I wish to oppose subsection (2) of this section and suggest to the Seanad that it be deleted because I think it marks a very dangerous trend in our recent legislation. It shows where bureaucracy is stretching out its strong hand to try to make the Houses of the Oireachtas more insignificant by putting obstacles in the way of some semi-State categories becoming members of either House of the Oireachtas. I should like to suggest to the Seanad that this is in no way a party policy decision. It is just one of those processes of bureaucracy, a tidying up, as it were, but at all times increasing its own powers.

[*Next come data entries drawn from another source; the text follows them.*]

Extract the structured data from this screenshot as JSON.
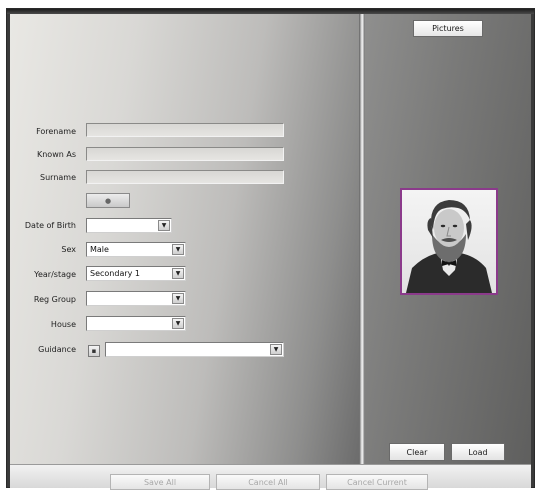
{
  "tabs": {
    "pictures": "Pictures"
  },
  "form": {
    "forename_label": "Forename",
    "known_as_label": "Known As",
    "surname_label": "Surname",
    "date_of_birth_label": "Date of Birth",
    "sex_label": "Sex",
    "sex_value": "Male",
    "year_stage_label": "Year/stage",
    "year_stage_value": "Secondary 1",
    "reg_group_label": "Reg Group",
    "house_label": "House",
    "guidance_label": "Guidance"
  },
  "pictures": {
    "clear_label": "Clear",
    "load_label": "Load"
  },
  "bottom_bar": {
    "save_all": "Save All",
    "cancel_all": "Cancel All",
    "cancel_current": "Cancel Current"
  },
  "icons": {
    "dropdown": "chevron-down-icon",
    "guidance_toggle": "plus-icon",
    "small_button": "dot-icon"
  },
  "colors": {
    "photo_border": "#8b3a8b",
    "disabled_text": "#a8a8a8"
  }
}
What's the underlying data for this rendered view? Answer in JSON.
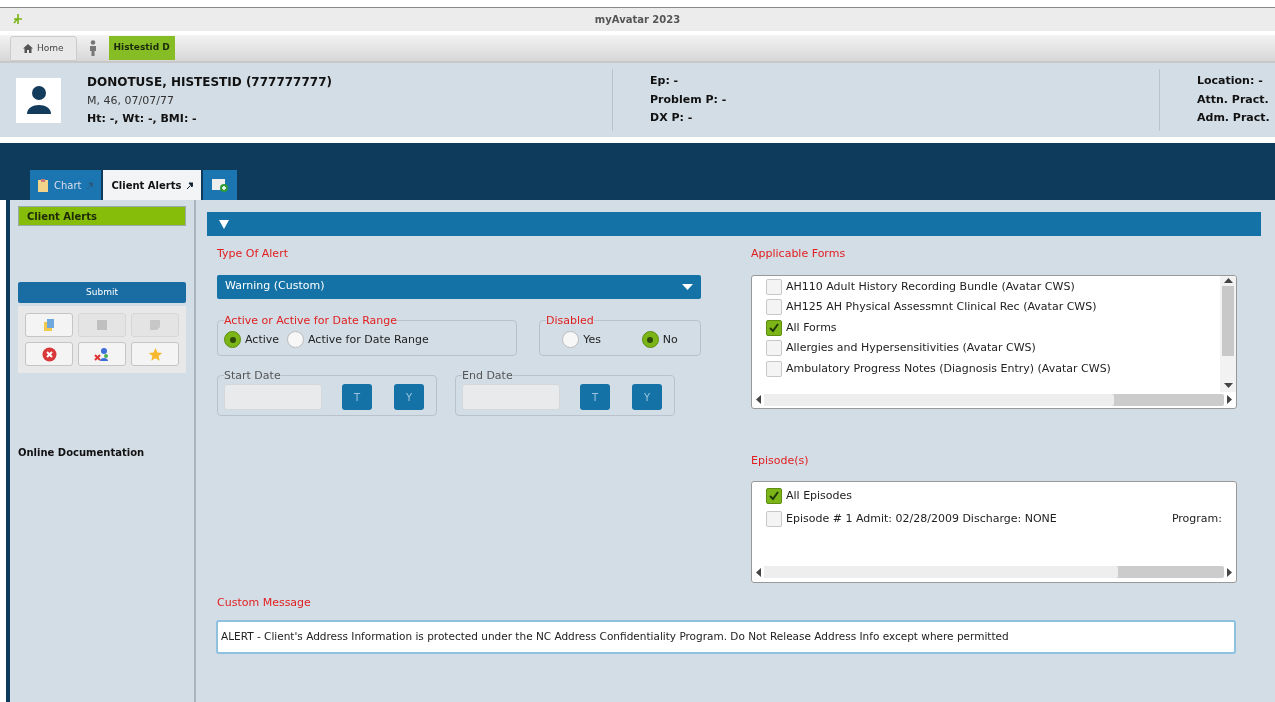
{
  "window": {
    "title": "myAvatar 2023"
  },
  "nav_tabs": [
    {
      "label": "Home",
      "selected": false
    },
    {
      "label": "Histestid D",
      "selected": true
    }
  ],
  "patient": {
    "name": "DONOTUSE, HISTESTID (777777777)",
    "demographics": "M, 46, 07/07/77",
    "vitals": "Ht: -, Wt: -, BMI: -",
    "episode_info": [
      "Ep: -",
      "Problem P: -",
      "DX P: -"
    ],
    "practice_info": [
      "Location: -",
      "Attn. Pract.",
      "Adm. Pract."
    ]
  },
  "chart_tabs": [
    {
      "label": "Chart",
      "selected": false
    },
    {
      "label": "Client Alerts",
      "selected": true
    }
  ],
  "sidebar": {
    "items": [
      {
        "label": "Client Alerts",
        "selected": true
      }
    ],
    "submit": "Submit",
    "toolbar": [
      {
        "kind": "docs",
        "disabled": false
      },
      {
        "kind": "square",
        "disabled": true
      },
      {
        "kind": "note",
        "disabled": true
      },
      {
        "kind": "cancel",
        "disabled": false
      },
      {
        "kind": "people",
        "disabled": false
      },
      {
        "kind": "star",
        "disabled": false
      }
    ],
    "link": "Online Documentation"
  },
  "form": {
    "type_of_alert": {
      "label": "Type Of Alert",
      "value": "Warning (Custom)"
    },
    "active_group": {
      "legend": "Active or Active for Date Range",
      "options": [
        {
          "label": "Active",
          "selected": true
        },
        {
          "label": "Active for Date Range",
          "selected": false
        }
      ]
    },
    "disabled_group": {
      "legend": "Disabled",
      "options": [
        {
          "label": "Yes",
          "selected": false
        },
        {
          "label": "No",
          "selected": true
        }
      ]
    },
    "date_fields": [
      {
        "legend": "Start Date",
        "buttons": [
          "T",
          "Y"
        ]
      },
      {
        "legend": "End Date",
        "buttons": [
          "T",
          "Y"
        ]
      }
    ],
    "applicable_forms": {
      "label": "Applicable Forms",
      "items": [
        {
          "label": "AH110 Adult History Recording Bundle (Avatar CWS)",
          "checked": false
        },
        {
          "label": "AH125 AH Physical Assessmnt Clinical Rec (Avatar CWS)",
          "checked": false
        },
        {
          "label": "All Forms",
          "checked": true
        },
        {
          "label": "Allergies and Hypersensitivities (Avatar CWS)",
          "checked": false
        },
        {
          "label": "Ambulatory Progress Notes (Diagnosis Entry) (Avatar CWS)",
          "checked": false
        }
      ]
    },
    "episodes": {
      "label": "Episode(s)",
      "items": [
        {
          "label": "All Episodes",
          "checked": true
        },
        {
          "label": "Episode # 1 Admit: 02/28/2009 Discharge: NONE",
          "checked": false,
          "program": "Program:"
        }
      ]
    },
    "custom_message": {
      "label": "Custom Message",
      "value": "ALERT - Client's Address Information is protected under the NC Address Confidentiality Program. Do Not Release Address Info except where permitted"
    }
  }
}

We need only go back over some of the legislation enacted to provide an example of the type of thing I have in mind. I can take three bodies comparable in magnitude to the Central Bank setup in our national life. In 1958 the Agricultural Institute was established and elaborate precautions were taken in regard to setting up the Board of that Institute. There was no restriction in any way put on the activities of the members of the Board or the Directors of the Institute itself. They are quite free to be nominated to membership of either House of the Oireachtas. In fact, they are quite free to sit in either House. At the moment we are privileged in having a member of the Board of the Agricultural Institute sitting in the Seanad. I refer to Senator Prendergast. That was the attitude seven years ago.
I do not intend to take too long on this matter. Three very important measures were passed in the early part of 1961. We had, first of all, the Dairy Produce Marketing Act under which Bord Bainne was set up. We know the care and attention exercised by this House, and all bodies, in fashioning the statutes governing Bord Bainne. I refer particularly to section 21 which sets out the disqualification of a member of either House of the Oireachtas for membership of the Board. Subsection (1) of section 21 states that where a member of the Board becomes a member of either House of the Oireachtas then he has to retire from being a member of the Board. That is an advance in relation to a restriction which existed in 1957. I think a member of the Board is free to seek election and it is only on being elected that he then has to resign from the House.

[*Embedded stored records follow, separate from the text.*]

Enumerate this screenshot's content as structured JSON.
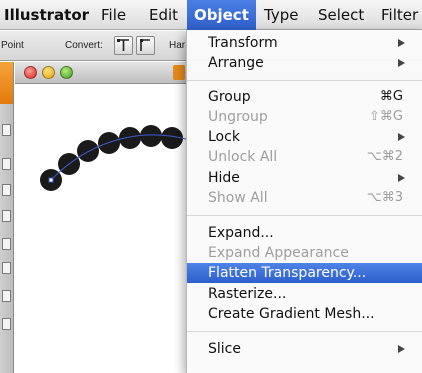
{
  "menubar": {
    "items": [
      {
        "label": "Illustrator"
      },
      {
        "label": "File"
      },
      {
        "label": "Edit"
      },
      {
        "label": "Object"
      },
      {
        "label": "Type"
      },
      {
        "label": "Select"
      },
      {
        "label": "Filter"
      }
    ]
  },
  "toolbar": {
    "point_label": "Point",
    "convert_label": "Convert:",
    "handles_label": "Har"
  },
  "menu": {
    "items": [
      {
        "label": "Transform",
        "submenu": true
      },
      {
        "label": "Arrange",
        "submenu": true
      },
      {
        "label": "Group",
        "shortcut": "⌘G"
      },
      {
        "label": "Ungroup",
        "shortcut": "⇧⌘G",
        "disabled": true
      },
      {
        "label": "Lock",
        "submenu": true
      },
      {
        "label": "Unlock All",
        "shortcut": "⌥⌘2",
        "disabled": true
      },
      {
        "label": "Hide",
        "submenu": true
      },
      {
        "label": "Show All",
        "shortcut": "⌥⌘3",
        "disabled": true
      },
      {
        "label": "Expand..."
      },
      {
        "label": "Expand Appearance",
        "disabled": true
      },
      {
        "label": "Flatten Transparency...",
        "highlighted": true
      },
      {
        "label": "Rasterize..."
      },
      {
        "label": "Create Gradient Mesh..."
      },
      {
        "label": "Slice",
        "submenu": true
      }
    ]
  },
  "colors": {
    "menu_highlight": "#3a6fd8",
    "path_dots": "#1a1a1a",
    "path_line": "#3a5bd0"
  }
}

We might under great pressure go so far, but subsection (1) of the Bill sets out that a member, upon being nominated, has to cease to be a member of Seanad Éireann. The House knows the hazards of nomination to the panels of Seanad Éireann and it knows the many exceptionally talented people, ranging from the President of the Royal Irish Academy down to distinguished ambassadors, and so on, who had sought membership of Seanad Éireann and failed to get the necessary votes for election. Why should it be insisted on that a person has to retire from the Board before even seeking election? I think that is going much too far.
We can go back to 1961 and cite another very important Act—the Pigs and Bacon Act. Again, the same provision applies there. We know, too, of a third important Act in 1961 which established the Institute for Industrial Research and Standards. Again, the same provision is there—that it is on election that the choice has to be made. There was a departure in relation to the Industrial Research and Standards Act. It was one of the few Acts which sought to put obstacles in the way of employees of the board. They had to be seconded if they became members of either House of the Oireachtas, but the secondment had not to begin from the moment they were nominated. As far as I can see, there is no restriction on the members of the Central Bank, from the Secretary down, to seek election to either House. Why then should that restriction be placed on the Directors of the Central Bank?

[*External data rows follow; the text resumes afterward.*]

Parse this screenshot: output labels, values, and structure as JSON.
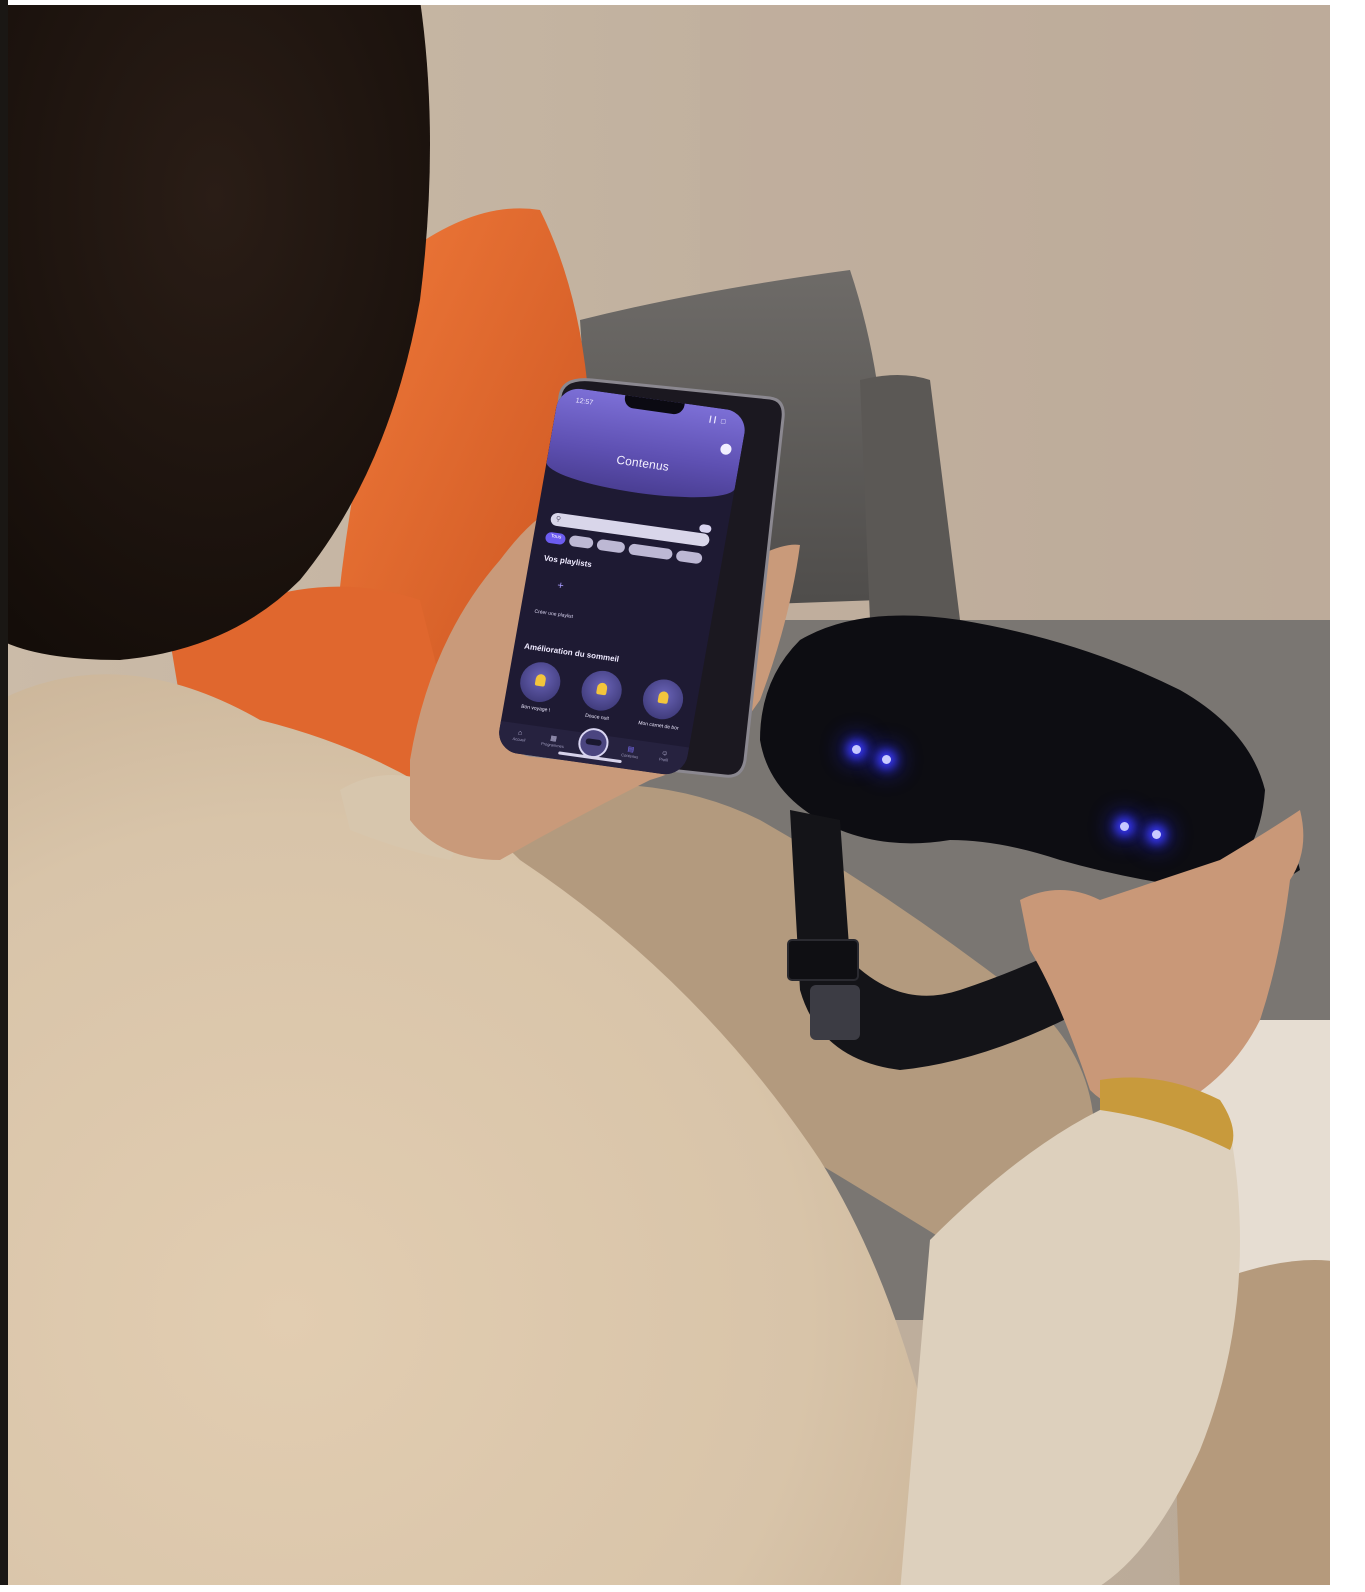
{
  "phone_app": {
    "status_time": "12:57",
    "status_icons": "▎▎ ▢",
    "screen_title": "Contenus",
    "search_placeholder": "",
    "chips": [
      {
        "label": "Tous",
        "active": true
      },
      {
        "label": "",
        "active": false
      },
      {
        "label": "",
        "active": false
      },
      {
        "label": "",
        "active": false
      },
      {
        "label": "",
        "active": false
      }
    ],
    "section_playlists": "Vos playlists",
    "create_playlist_label": "Créer une playlist",
    "add_icon_glyph": "+",
    "section_sleep": "Amélioration du sommeil",
    "cards": [
      {
        "title": "Bon voyage !",
        "subtitle": ""
      },
      {
        "title": "Douce nuit",
        "subtitle": ""
      },
      {
        "title": "Mon carnet de bor",
        "subtitle": ""
      }
    ],
    "tabs": [
      {
        "label": "Accueil",
        "glyph": "⌂"
      },
      {
        "label": "Programmes",
        "glyph": "▦"
      },
      {
        "label": "",
        "glyph": ""
      },
      {
        "label": "Contenus",
        "glyph": "▤"
      },
      {
        "label": "Profil",
        "glyph": "☺"
      }
    ]
  },
  "colors": {
    "app_accent": "#6c5cf0",
    "app_background": "#1e1a33",
    "led_blue": "#3b3bff",
    "pillow_orange": "#e0672e",
    "sweater_beige": "#d9c8b0"
  }
}
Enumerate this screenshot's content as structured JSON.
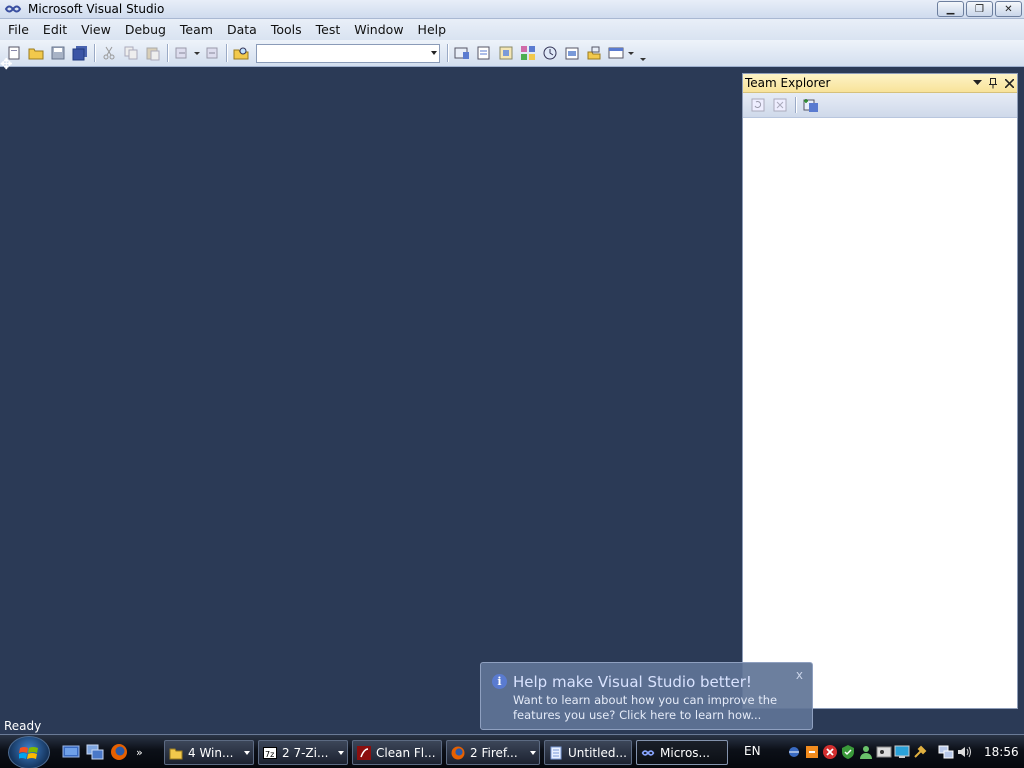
{
  "window": {
    "title": "Microsoft Visual Studio",
    "icon": "visual-studio-icon"
  },
  "menu": [
    "File",
    "Edit",
    "View",
    "Debug",
    "Team",
    "Data",
    "Tools",
    "Test",
    "Window",
    "Help"
  ],
  "toolbar": {
    "combo_value": "",
    "icons": [
      "new-project-icon",
      "open-file-icon",
      "save-icon",
      "save-all-icon",
      "cut-icon",
      "copy-icon",
      "paste-icon",
      "undo-icon",
      "redo-icon",
      "find-in-files-icon",
      "solution-explorer-icon",
      "properties-icon",
      "object-browser-icon",
      "class-view-icon",
      "start-page-icon",
      "toolbox-icon",
      "team-explorer-icon",
      "other-windows-icon"
    ]
  },
  "team_explorer": {
    "title": "Team Explorer",
    "toolbar_icons": [
      "refresh-icon",
      "stop-icon",
      "add-project-icon"
    ]
  },
  "status": {
    "text": "Ready"
  },
  "balloon": {
    "title": "Help make Visual Studio better!",
    "text": "Want to learn about how you can improve the features you use? Click here to learn how...",
    "close": "x"
  },
  "taskbar": {
    "quick_launch_more": "»",
    "tasks": [
      {
        "label": "4 Win...",
        "icon": "folder-icon"
      },
      {
        "label": "2 7-Zi...",
        "icon": "7zip-icon"
      },
      {
        "label": "Clean Fl...",
        "icon": "flash-icon"
      },
      {
        "label": "2 Firef...",
        "icon": "firefox-icon"
      },
      {
        "label": "Untitled...",
        "icon": "notepad-icon"
      },
      {
        "label": "Micros...",
        "icon": "visual-studio-icon"
      }
    ],
    "language": "EN",
    "clock": "18:56"
  }
}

Why should there be that change of policy between 1958, with no restriction, 1961, with fairly stringent restrictions, and today with its prohibitions, especially designed to keep from the Oireachtas men who might have independent views, while, on the other hand, we note the growing tendency of the State to put its own officials on boards as actual members of them? In the Dairy Produce Marketing Act the Minister has the duty to nominate one of his own Department as a member of that board. We are all familiar with the fact that there is a distinguished civil servant acting as Director of the Central Bank. I am not objecting to this. I think you may say it is quite good to link up in that way, though from that point of view, there is far more objection to civil servants sitting on semi-State boards than to members of semi-State boards sitting in the Oireachtas. You cannot have it both ways. Unless we put in restrictions which will make it absolutely taboo for any members of the Civil Service to sit on semi-State boards, which I would not advocate for one moment, we cannot consistently and logically rule in the other direction and insist that members of the Governors of the Bank should be ineligible even to seek to become candidates for Seanad Éireann.
As a concession, perhaps, we might leave in the second part of this section where it says that a person who is for the time being entitled under the Standing Orders of either House of the Oireachtas to sit in the House shall be disqualified from being, or becoming, the Governor or a Director of the Central Bank of Ireland. Such a provision making it impossible for those in the House to become members of the board might be useful in so far as it would free Ministers from any suggestions of political pressure when seeking that members of either Seanad Éireann or Dáil Éireann be nominated to new boards. That provision may be a practical one, and we can leave it in, but I suggest that the first one is totally impracticable. Consequently, I believe if it were gone into carefully it would be found unconstitutional.